Soudain, quelqu'un frappa à la porte de la chambre de Lauren. Deux petits coups rapides, deux petits coups rapides puis deux coups lents.
- « Tu peux entrer !» fit doucement Lauren en se redressant rapidement.
Ce code secret, elle l'a inventé avec Maureen quand elles étaient enfants. Mais depuis le collège, elles ne l'utilisaient plus que très rarement. Justement, sa soeur jumelle poussa doucement la porte de la chambre.

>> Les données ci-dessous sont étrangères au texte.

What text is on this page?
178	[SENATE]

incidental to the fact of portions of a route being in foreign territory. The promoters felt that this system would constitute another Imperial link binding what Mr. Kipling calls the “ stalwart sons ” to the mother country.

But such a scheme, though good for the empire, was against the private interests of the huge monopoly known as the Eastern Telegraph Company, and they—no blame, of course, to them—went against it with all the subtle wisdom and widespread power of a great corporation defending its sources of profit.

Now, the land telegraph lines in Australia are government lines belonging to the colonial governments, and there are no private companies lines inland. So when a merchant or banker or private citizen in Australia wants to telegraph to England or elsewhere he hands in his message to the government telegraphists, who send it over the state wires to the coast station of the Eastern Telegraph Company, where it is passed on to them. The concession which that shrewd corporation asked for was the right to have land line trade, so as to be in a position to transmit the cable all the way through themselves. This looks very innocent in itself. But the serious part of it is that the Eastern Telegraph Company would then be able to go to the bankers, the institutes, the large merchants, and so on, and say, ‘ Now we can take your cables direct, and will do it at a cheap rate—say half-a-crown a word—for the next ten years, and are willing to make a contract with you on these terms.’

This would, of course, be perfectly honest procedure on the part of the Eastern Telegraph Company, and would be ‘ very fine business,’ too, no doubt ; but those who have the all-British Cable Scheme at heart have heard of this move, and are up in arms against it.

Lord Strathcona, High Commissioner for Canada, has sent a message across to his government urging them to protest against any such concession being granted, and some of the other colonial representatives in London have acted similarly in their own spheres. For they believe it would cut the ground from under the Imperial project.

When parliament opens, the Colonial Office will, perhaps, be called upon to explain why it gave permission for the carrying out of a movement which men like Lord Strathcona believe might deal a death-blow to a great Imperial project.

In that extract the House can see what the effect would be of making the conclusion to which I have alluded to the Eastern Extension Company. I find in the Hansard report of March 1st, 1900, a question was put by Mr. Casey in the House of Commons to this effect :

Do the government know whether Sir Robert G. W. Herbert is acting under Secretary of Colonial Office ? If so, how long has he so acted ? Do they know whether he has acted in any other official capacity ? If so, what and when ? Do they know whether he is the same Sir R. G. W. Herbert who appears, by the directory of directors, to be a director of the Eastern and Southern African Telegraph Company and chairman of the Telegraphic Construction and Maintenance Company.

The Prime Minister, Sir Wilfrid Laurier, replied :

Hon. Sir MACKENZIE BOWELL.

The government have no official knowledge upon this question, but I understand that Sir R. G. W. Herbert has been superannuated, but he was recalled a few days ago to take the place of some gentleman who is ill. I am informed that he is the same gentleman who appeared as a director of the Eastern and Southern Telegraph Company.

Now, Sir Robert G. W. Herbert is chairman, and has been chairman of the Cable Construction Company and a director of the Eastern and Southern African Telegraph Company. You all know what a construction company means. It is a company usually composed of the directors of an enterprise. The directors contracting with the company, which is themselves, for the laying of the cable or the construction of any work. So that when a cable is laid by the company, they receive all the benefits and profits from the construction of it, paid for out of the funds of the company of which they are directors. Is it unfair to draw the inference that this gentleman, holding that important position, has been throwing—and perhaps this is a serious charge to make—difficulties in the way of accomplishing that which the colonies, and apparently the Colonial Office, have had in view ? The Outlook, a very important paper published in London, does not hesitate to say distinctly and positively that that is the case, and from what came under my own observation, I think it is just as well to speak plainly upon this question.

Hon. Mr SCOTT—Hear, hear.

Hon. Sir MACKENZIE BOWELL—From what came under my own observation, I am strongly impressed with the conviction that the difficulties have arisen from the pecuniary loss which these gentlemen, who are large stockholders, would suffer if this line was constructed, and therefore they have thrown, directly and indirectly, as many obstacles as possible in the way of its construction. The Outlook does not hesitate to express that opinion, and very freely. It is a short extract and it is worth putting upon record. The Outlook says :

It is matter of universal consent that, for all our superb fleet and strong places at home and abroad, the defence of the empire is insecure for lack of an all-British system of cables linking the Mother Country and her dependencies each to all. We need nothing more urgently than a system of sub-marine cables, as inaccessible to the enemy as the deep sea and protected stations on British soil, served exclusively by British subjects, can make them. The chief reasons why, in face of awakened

- «Lauren ? Je vais sur Paris demain. Ça fait vraiment trop longtemps que j'ai pas fait de shopping. Tu veux venir avec moi ? Pour fêter notre pré-réconciliation?»
Lauren sourit. Si Maureen allait faire du shopping, c'était qu'elle se sentait définitivement mieux ! Et cela faisait bien longtemps qu'elles n'étaient pas sorties que toutes les deux.
- «Désolée...» répondit-elle cependant. «Je dois voir Théo, demain. Normalement il vient ici. On doit absolument terminer notre exposé pour lundi.»
- «Je ne sais pas ce qui m'horrifie le plus, que tu préfères le travail au shopping ou que cet énergumène vienne ici !» répondit Maureen en levant les yeux au ciel. «Enfin... Je vais devoir me faire à tes amis bizarres. Ah ! Au fait, tu avais oublié ton téléphone en bas. Au moment où je l'ai pris, il y a eu un message qui s'est affiché. Un truc du genre "Ma vengeance sera terrible". Charmant.»
- «Ça doit être Théo.» fit Lauren avec un petit rire.
- «Qu'est ce que t'as encore fait ?»
Pour toute réponse, Lauren lui fit un signe de tête et tapota d'une main la place à côté d'elle sur le matelas, un petit sourire sur les lèvres.